せつない時間
藤堂 志津子
【せつない時間】 藤堂志津子 著
《グレーゾーン》
人間の心は、白と黒と区別できないグレーから出来ているのか。
10篇からなる恋愛短編から出来ている。
「哀しさはけなげに愛を貫く女性だからこそひとしお深い。胸に刺さった小さな棘は忘れようとしても忘れきれない心の傷を疼かせる。どうすればこの一瞬を確かめられるのですか。平凡に生きるからこそ失くしてはいけない愛がある。息がつけぬほど想いがつのる10の恋愛短編。涙と共に時間を止めてしまいたい。」 (本文より)
[グレーの選択]
「高校の同期会で再会して愛し合うようになったももの、二人の愛が男の狂気を引きずり出してしまう、恋愛や結婚に揺れる20代、30代の女たちのせつない心情が綴りだされていく。」
「・・・・・・・
あなたを本当に愛しているのなら、どの方法を取るのがいちばんなのだろう。
できるるなら、私は別れたくありませんでした。
でも、私は三十四歳です。二十歳の女性のように自分の気持に忠実につっ走るには、さまざまな人間模様や人生の断片をかいま見てきました。

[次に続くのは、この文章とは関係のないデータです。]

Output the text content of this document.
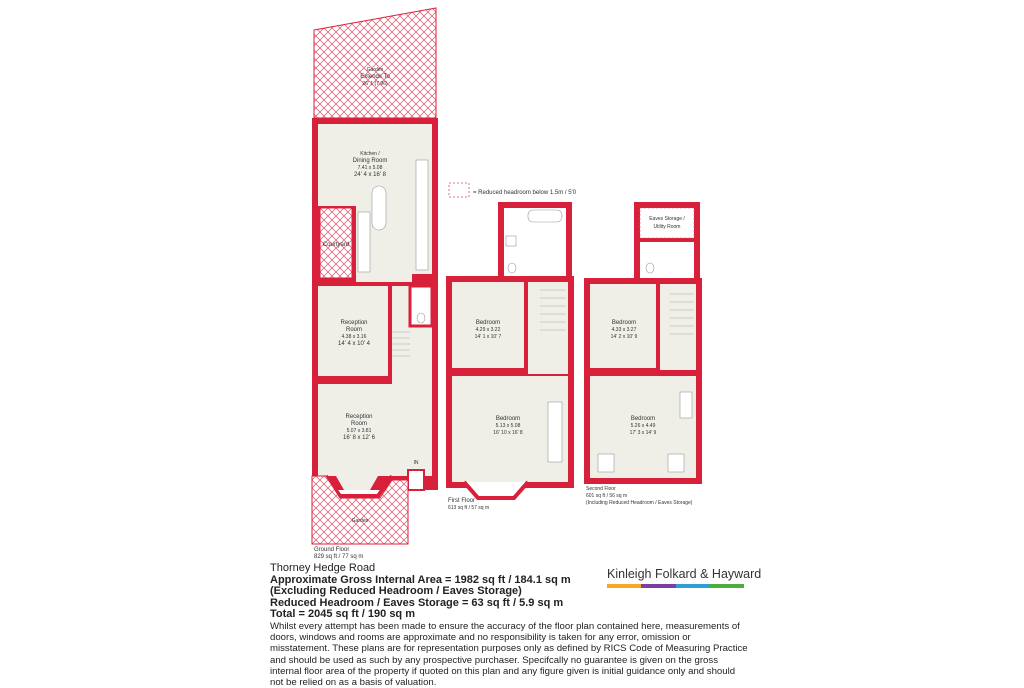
= Reduced headroom below 1.5m / 5'0
Garden
Extends To
26' 1 (7.96)
Kitchen /
Dining Room
7.41 x 5.08
24' 4 x 16' 8
Courtyard
Reception
Room
4.38 x 3.16
14' 4 x 10' 4
Reception
Room
5.07 x 3.81
16' 8 x 12' 6
IN
Garden
Ground Floor
829 sq ft / 77 sq m
Bedroom
4.29 x 3.22
14' 1 x 10' 7
Bedroom
5.13 x 5.08
16' 10 x 16' 8
First Floor
613 sq ft / 57 sq m
Eaves Storage /
Utility Room
Bedroom
4.33 x 3.27
14' 2 x 10' 9
Bedroom
5.26 x 4.49
17' 3 x 14' 9
Second Floor
601 sq ft / 56 sq m
(Including Reduced Headroom / Eaves Storage)
Thorney Hedge Road
Approximate Gross Internal Area = 1982 sq ft / 184.1 sq m
(Excluding Reduced Headroom / Eaves Storage)
Reduced Headroom / Eaves Storage = 63 sq ft / 5.9 sq m
Total = 2045 sq ft / 190 sq m
Whilst every attempt has been made to ensure the accuracy of the floor plan contained here, measurements of doors, windows and rooms are approximate and no responsibility is taken for any error, omission or misstatement. These plans are for representation purposes only as defined by RICS Code of Measuring Practice and should be used as such by any prospective purchaser. Specifcally no guarantee is given on the gross internal floor area of the property if quoted on this plan and any figure given is initial guidance only and should not be relied on as a basis of valuation.
Kinleigh Folkard & Hayward
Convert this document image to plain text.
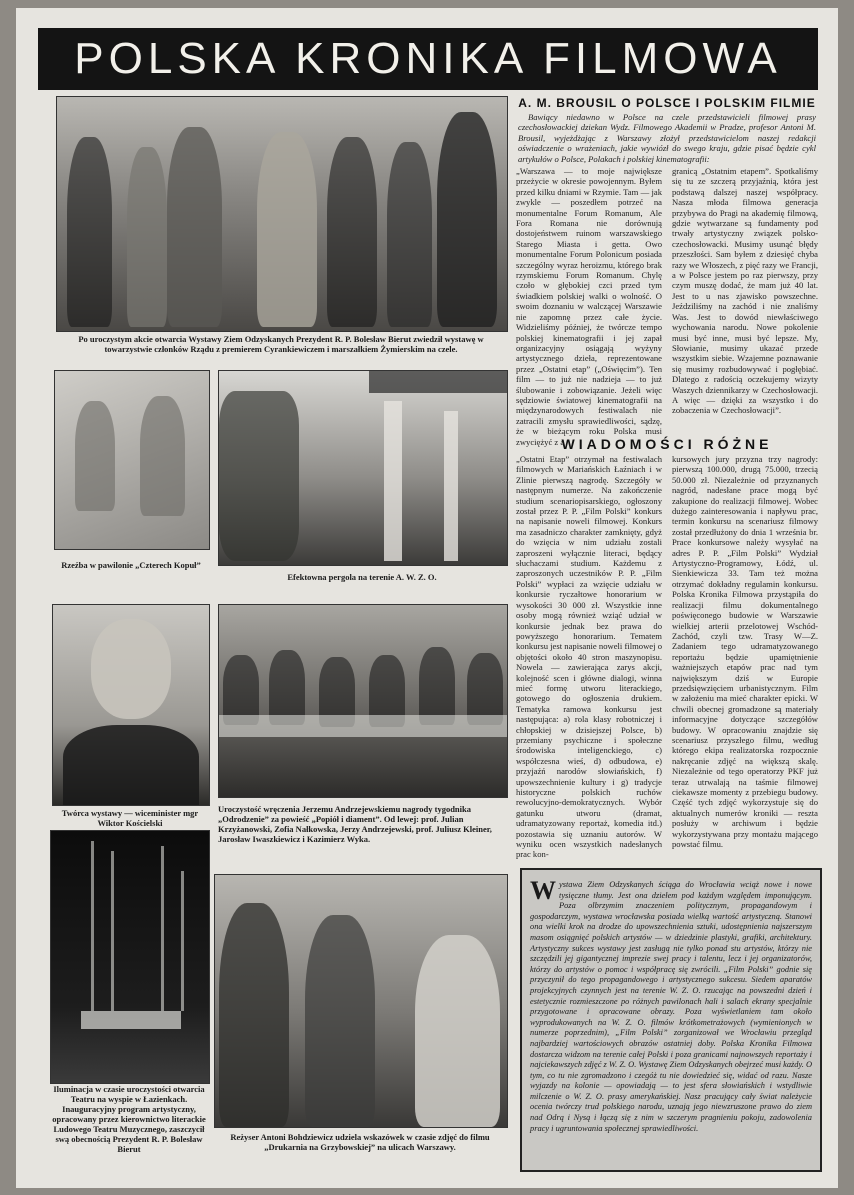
POLSKA KRONIKA FILMOWA
Po uroczystym akcie otwarcia Wystawy Ziem Odzyskanych Prezydent R. P. Bolesław Bierut zwiedził wystawę w towarzystwie członków Rządu z premierem Cyrankiewiczem i marszałkiem Żymierskim na czele.
A. M. BROUSIL O POLSCE I POLSKIM FILMIE
Bawiący niedawno w Polsce na czele przedstawicieli filmowej prasy czechosłowackiej dziekan Wydz. Filmowego Akademii w Pradze, profesor Antoni M. Brousil, wyjeżdżając z Warszawy złożył przedstawicielom naszej redakcji oświadczenie o wrażeniach, jakie wywiózł do swego kraju, gdzie pisać będzie cykl artykułów o Polsce, Polakach i polskiej kinematografii:
„Warszawa — to moje największe przeżycie w okresie powojennym. Byłem przed kilku dniami w Rzymie. Tam — jak zwykle — poszedłem potrzeć na monumentalne Forum Romanum, Ale Fora Romana nie dorównują dostojeństwem ruinom warszawskiego Starego Miasta i getta. Owo monumentalne Forum Polonicum posiada szczególny wyraz heroizmu, którego brak rzymskiemu Forum Romanum. Chylę czoło w głębokiej czci przed tym świadkiem polskiej walki o wolność. O swoim doznaniu w walczącej Warszawie nie zapomnę przez całe życie. Widzieliśmy później, że twórcze tempo polskiej kinematografii i jej zapał organizacyjny osiągają wyżyny artystycznego dzieła, reprezentowane przez „Ostatni etap” („Oświęcim”). Ten film — to już nie nadzieja — to już ślubowanie i zobowiązanie. Jeżeli więc sędziowie światowej kinematografii na międzynarodowych festiwalach nie zatracili zmysłu sprawiedliwości, sądzę, że w bieżącym roku Polska musi zwyciężyć z a
granicą „Ostatnim etapem”. Spotkaliśmy się tu ze szczerą przyjaźnią, która jest podstawą dalszej naszej współpracy. Nasza młoda filmowa generacja przybywa do Pragi na akademię filmową, gdzie wytwarzane są fundamenty pod trwały artystyczny związek polsko-czechosłowacki. Musimy usunąć błędy przeszłości. Sam byłem z dziesięć chyba razy we Włoszech, z pięć razy we Francji, a w Polsce jestem po raz pierwszy, przy czym muszę dodać, że mam już 40 lat. Jest to u nas zjawisko powszechne. Jeździliśmy na zachód i nie znaliśmy Was. Jest to dowód niewłaściwego wychowania narodu. Nowe pokolenie musi być inne, musi być lepsze. My, Słowianie, musimy ukazać przede wszystkim siebie. Wzajemne poznawanie się musimy rozbudowywać i pogłębiać. Dlatego z radością oczekujemy wizyty Waszych dziennikarzy w Czechosłowacji. A więc — dzięki za wszystko i do zobaczenia w Czechosłowacji”.
Rzeźba w pawilonie „Czterech Kopuł”
Efektowna pergola na terenie A. W. Z. O.
WIADOMOŚCI RÓŻNE
„Ostatni Etap” otrzymał na festiwalach filmowych w Mariańskich Łaźniach i w Zlinie pierwszą nagrodę. Szczegóły w następnym numerze. Na zakończenie studium scenariopisarskiego, ogłoszony został przez P. P. „Film Polski” konkurs na napisanie noweli filmowej. Konkurs ma zasadniczo charakter zamknięty, gdyż do wzięcia w nim udziału zostali zaproszeni wyłącznie literaci, będący słuchaczami studium. Każdemu z zaproszonych uczestników P. P. „Film Polski” wypłaci za wzięcie udziału w konkursie ryczałtowe honorarium w wysokości 30 000 zł. Wszystkie inne osoby mogą również wziąć udział w konkursie jednak bez prawa do powyższego honorarium. Tematem konkursu jest napisanie noweli filmowej o objętości około 40 stron maszynopisu. Nowela — zawierająca zarys akcji, kolejność scen i główne dialogi, winna mieć formę utworu literackiego, gotowego do ogłoszenia drukiem. Tematyka ramowa konkursu jest następująca: a) rola klasy robotniczej i chłopskiej w dzisiejszej Polsce, b) przemiany psychiczne i społeczne środowiska inteligenckiego, c) współczesna wieś, d) odbudowa, e) przyjaźń narodów słowiańskich, f) upowszechnienie kultury i g) tradycje historyczne polskich ruchów rewolucyjno-demokratycznych. Wybór gatunku utworu (dramat, udramatyzowany reportaż, komedia itd.) pozostawia się uznaniu autorów. W wyniku ocen wszystkich nadesłanych prac kon-
kursowych jury przyzna trzy nagrody: pierwszą 100.000, drugą 75.000, trzecią 50.000 zł. Niezależnie od przyznanych nagród, nadesłane prace mogą być zakupione do realizacji filmowej. Wobec dużego zainteresowania i napływu prac, termin konkursu na scenariusz filmowy został przedłużony do dnia 1 września br. Prace konkursowe należy wysyłać na adres P. P. „Film Polski” Wydział Artystyczno-Programowy, Łódź, ul. Sienkiewicza 33. Tam też można otrzymać dokładny regulamin konkursu. Polska Kronika Filmowa przystąpiła do realizacji filmu dokumentalnego poświęconego budowie w Warszawie wielkiej arterii przelotowej Wschód-Zachód, czyli tzw. Trasy W—Z. Zadaniem tego udramatyzowanego reportażu będzie upamiętnienie ważniejszych etapów prac nad tym największym dziś w Europie przedsięwzięciem urbanistycznym. Film w założeniu ma mieć charakter epicki. W chwili obecnej gromadzone są materiały informacyjne dotyczące szczegółów budowy. W opracowaniu znajdzie się scenariusz przyszłego filmu, według którego ekipa realizatorska rozpocznie nakręcanie zdjęć na większą skalę. Niezależnie od tego operatorzy PKF już teraz utrwalają na taśmie filmowej ciekawsze momenty z przebiegu budowy. Część tych zdjęć wykorzystuje się do aktualnych numerów kroniki — reszta posłuży w archiwum i będzie wykorzystywana przy montażu mającego powstać filmu.
Twórca wystawy — wiceminister mgr Wiktor Kościelski
Uroczystość wręczenia Jerzemu Andrzejewskiemu nagrody tygodnika „Odrodzenie” za powieść „Popiół i diament”. Od lewej: prof. Julian Krzyżanowski, Zofia Nałkowska, Jerzy Andrzejewski, prof. Juliusz Kleiner, Jarosław Iwaszkiewicz i Kazimierz Wyka.
Iluminacja w czasie uroczystości otwarcia Teatru na wyspie w Łazienkach. Inauguracyjny program artystyczny, opracowany przez kierownictwo literackie Ludowego Teatru Muzycznego, zaszczycił swą obecnością Prezydent R. P. Bolesław Bierut
Reżyser Antoni Bohdziewicz udziela wskazówek w czasie zdjęć do filmu „Drukarnia na Grzybowskiej” na ulicach Warszawy.
Wystawa Ziem Odzyskanych ściąga do Wrocławia wciąż nowe i nowe tysięczne tłumy. Jest ona dziełem pod każdym względem imponującym. Poza olbrzymim znaczeniem politycznym, propagandowym i gospodarczym, wystawa wrocławska posiada wielką wartość artystyczną. Stanowi ona wielki krok na drodze do upowszechnienia sztuki, udostępnienia najszerszym masom osiągnięć polskich artystów — w dziedzinie plastyki, grafiki, architektury. Artystyczny sukces wystawy jest zasługą nie tylko ponad stu artystów, którzy nie szczędzili jej gigantycznej imprezie swej pracy i talentu, lecz i jej organizatorów, którzy do artystów o pomoc i współpracę się zwrócili. „Film Polski” godnie się przyczynił do tego propagandowego i artystycznego sukcesu. Siedem aparatów projekcyjnych czynnych jest na terenie W. Z. O. rzucając na powszedni dzień i estetycznie rozmieszczone po różnych pawilonach hali i salach ekrany specjalnie przygotowane i opracowane obrazy. Poza wyświetlaniem tam około wyprodukowanych na W. Z. O. filmów krótkometrażowych (wymienionych w numerze poprzednim), „Film Polski” zorganizował we Wrocławiu przegląd najbardziej wartościowych obrazów ostatniej doby. Polska Kronika Filmowa dostarcza widzom na terenie całej Polski i poza granicami najnowszych reportaży i najciekawszych zdjęć z W. Z. O. Wystawę Ziem Odzyskanych obejrzeć musi każdy. O tym, co tu nie zgromadzono i czegóż tu nie dowiedzieć się, widać od razu. Nasze wyjazdy na kolonie — opowiadają — to jest sfera słowiańskich i wstydliwie milczenie o W. Z. O. prasy amerykańskiej. Nasz pracujący cały świat należycie ocenia twórczy trud polskiego narodu, uznają jego niewzruszone prawo do ziem nad Odrą i Nysą i łączą się z nim w szczerym pragnieniu pokoju, zadowolenia pracy i ugruntowania społecznej sprawiedliwości.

あなたは私と同じ年ですけれど、あなたは私よりもっとそのへんのところは、おわかりだと思います。
人生は白と黒にきっぱりと区分けはできない、グレーの濃淡のようなものだ、と。
このことを頭で理解していても、しかし皮肉ですね。私たちは、こと自分たちの関係においては、いつのまにか白か黒かの選択を自分自身に迫っていたのですから。